MIRAMAR BEACH, Fla. — Kirby Smart acknowledges Georgia might have been one of the four best teams in the college football last season.

But then — like now, with the newly expanded 12-team playoff — it comes down to how the CFP Committee evaluates the results.

“I try to control what I can control,” Smart said, “because I can’t control what a committee or what someone votes or thinks should be in.

“(So) I don’t know, that’s not for me to decide, right? We didn’t get to play (all) the others.”

The Bulldogs’ ninth-year head coach admitted Tuesday at the SEC spring meetings he was “not surprised at all” when Georgia was left out of the four-team playoff

“We had our opportunity on the field and that’s what you can ask for,” said Smart, whose program won an SEC-record 29 straight games and was 12-0 last season before stumbling against Alabama by a 27-24 count in the SEC Championship Game.

“Not gonna cry over it.”

Smart and Georgia have won two of the past three CFP Championships and lost an overtime thriller to Alabama in the 2017 season’s title tilt.

But the Bulldogs could have — and some would argue should have — had other CFP opportunities.

“There’s been probably three times that I thought we were one of the best four teams, but we didn’t earn it on the field,” Smart said, likely referring to his 2018, 2020 and 2023 teams.

The expanded 12-team playoff, which begins this season and culminates with the CFP Championship Game in Mercedes-Benz Stadium in Atlanta on Jan. 20, will allow more room for error.

But Smart anticipates there will be the same sorts of controversies and debates when it comes to how the field is selected.

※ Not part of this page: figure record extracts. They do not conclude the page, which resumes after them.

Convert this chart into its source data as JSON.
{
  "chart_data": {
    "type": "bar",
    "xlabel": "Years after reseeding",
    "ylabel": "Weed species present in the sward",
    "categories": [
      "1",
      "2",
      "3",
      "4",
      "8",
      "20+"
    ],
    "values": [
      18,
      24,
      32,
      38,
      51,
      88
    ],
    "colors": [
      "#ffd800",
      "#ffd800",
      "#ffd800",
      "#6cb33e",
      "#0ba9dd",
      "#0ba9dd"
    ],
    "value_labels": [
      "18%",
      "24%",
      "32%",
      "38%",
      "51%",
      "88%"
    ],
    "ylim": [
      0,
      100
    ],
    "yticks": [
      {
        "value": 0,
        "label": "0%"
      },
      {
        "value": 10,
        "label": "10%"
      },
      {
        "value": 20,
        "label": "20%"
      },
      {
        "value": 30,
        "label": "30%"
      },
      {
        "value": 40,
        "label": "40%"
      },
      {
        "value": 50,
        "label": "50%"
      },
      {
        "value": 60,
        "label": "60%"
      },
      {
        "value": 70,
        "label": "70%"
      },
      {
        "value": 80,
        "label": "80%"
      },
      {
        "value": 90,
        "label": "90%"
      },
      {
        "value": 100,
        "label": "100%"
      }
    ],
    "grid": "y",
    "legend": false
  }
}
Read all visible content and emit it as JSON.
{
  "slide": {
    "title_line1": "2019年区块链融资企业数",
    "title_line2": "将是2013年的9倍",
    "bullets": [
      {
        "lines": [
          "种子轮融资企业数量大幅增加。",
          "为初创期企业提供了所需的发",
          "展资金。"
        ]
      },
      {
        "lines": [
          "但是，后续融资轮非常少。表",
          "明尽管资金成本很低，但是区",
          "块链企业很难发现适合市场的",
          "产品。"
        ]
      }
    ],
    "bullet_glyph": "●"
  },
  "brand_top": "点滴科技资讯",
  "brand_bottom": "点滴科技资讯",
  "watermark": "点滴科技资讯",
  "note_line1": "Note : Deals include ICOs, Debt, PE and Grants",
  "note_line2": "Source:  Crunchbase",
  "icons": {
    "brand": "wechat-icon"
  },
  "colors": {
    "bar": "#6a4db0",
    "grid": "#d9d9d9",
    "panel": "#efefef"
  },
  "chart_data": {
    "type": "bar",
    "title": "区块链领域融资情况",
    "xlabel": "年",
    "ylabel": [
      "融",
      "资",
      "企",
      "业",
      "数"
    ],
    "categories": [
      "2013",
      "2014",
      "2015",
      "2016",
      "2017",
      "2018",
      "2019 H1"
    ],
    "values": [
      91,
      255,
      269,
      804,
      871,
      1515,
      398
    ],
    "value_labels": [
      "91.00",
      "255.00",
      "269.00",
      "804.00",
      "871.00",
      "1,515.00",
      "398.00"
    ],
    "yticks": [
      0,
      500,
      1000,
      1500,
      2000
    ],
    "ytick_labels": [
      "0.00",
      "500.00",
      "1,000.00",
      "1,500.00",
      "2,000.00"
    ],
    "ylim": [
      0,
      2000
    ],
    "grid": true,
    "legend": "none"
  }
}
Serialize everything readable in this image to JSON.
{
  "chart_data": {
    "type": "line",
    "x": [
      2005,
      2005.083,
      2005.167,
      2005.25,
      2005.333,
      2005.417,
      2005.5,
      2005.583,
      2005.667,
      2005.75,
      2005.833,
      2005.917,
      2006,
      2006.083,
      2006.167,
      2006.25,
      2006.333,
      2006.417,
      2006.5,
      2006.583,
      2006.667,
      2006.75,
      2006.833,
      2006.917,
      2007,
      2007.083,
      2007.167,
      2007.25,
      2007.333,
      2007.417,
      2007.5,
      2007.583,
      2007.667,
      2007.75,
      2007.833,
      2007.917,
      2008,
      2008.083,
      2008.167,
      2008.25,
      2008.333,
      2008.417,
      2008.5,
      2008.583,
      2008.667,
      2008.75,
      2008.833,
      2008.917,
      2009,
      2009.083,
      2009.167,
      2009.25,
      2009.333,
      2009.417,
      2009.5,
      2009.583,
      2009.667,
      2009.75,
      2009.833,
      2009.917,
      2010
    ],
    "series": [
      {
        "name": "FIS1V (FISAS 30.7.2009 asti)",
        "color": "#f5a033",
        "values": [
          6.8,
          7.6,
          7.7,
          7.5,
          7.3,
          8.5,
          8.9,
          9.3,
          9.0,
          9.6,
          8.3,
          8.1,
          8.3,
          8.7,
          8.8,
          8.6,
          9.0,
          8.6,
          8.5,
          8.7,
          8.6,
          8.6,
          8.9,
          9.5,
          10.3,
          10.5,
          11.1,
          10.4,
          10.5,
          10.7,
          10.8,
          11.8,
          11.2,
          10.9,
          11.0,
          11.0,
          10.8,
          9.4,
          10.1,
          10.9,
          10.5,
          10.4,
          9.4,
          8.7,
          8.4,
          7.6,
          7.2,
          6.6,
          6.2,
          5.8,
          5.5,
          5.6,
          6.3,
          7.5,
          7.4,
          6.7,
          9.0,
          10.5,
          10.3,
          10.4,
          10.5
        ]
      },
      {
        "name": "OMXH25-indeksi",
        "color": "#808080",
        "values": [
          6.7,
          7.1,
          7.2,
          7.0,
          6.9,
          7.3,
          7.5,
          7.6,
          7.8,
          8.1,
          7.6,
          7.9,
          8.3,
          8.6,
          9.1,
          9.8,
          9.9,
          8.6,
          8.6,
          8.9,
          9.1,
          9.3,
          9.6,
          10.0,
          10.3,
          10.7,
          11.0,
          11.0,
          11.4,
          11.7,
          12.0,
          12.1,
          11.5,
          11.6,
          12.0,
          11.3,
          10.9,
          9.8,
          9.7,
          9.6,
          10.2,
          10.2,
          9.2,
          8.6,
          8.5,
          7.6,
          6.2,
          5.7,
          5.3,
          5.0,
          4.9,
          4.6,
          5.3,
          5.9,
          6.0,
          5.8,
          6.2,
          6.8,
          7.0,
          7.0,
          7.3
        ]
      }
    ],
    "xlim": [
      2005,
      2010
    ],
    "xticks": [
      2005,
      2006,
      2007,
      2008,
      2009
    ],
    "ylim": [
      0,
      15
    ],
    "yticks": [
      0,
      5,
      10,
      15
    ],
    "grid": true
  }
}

“Ultimately everybody has a chance to go out on the grass and perform and play and earn the right to be in, and somebody is going to get left out that probably should and shouldn’t,” Smart said.

“So the same opportunity is going to be present itself, it’s just going be (teams) 13, 14 and 15, and you guys are going to debate a lot about it and I”m going to try to make my team better so they’re not 13, 14, 15.”

Indeed, only the top 12 get in, and Smart believes that how the CFP values difficulty of schedule should determine how the SEC ultimately decides on whether it should keep an 8-game league schedule or move to a 9-game league model after the 2025 season.

“I don’t care whether we play eight or nine, I don’t care one bit,” Smart said. “If you tell me we’re going to get more teams in by playing nine, I’ll vote for that.

“If we’re going to have a strength of schedule factor that says these teams that play these really hard teams, they should be allowed to have two or three losses and get in, then I’m for it. But if doesn’t help us, they can you say why do it.”

Smart, whose team opens with a neutral site game against Clemson this season, said he knows how Georgia fans feel about it.

“I think the fan, the guy that’s paying the ticket price wants those games,” Smart said, “and I don’t shy away from that.”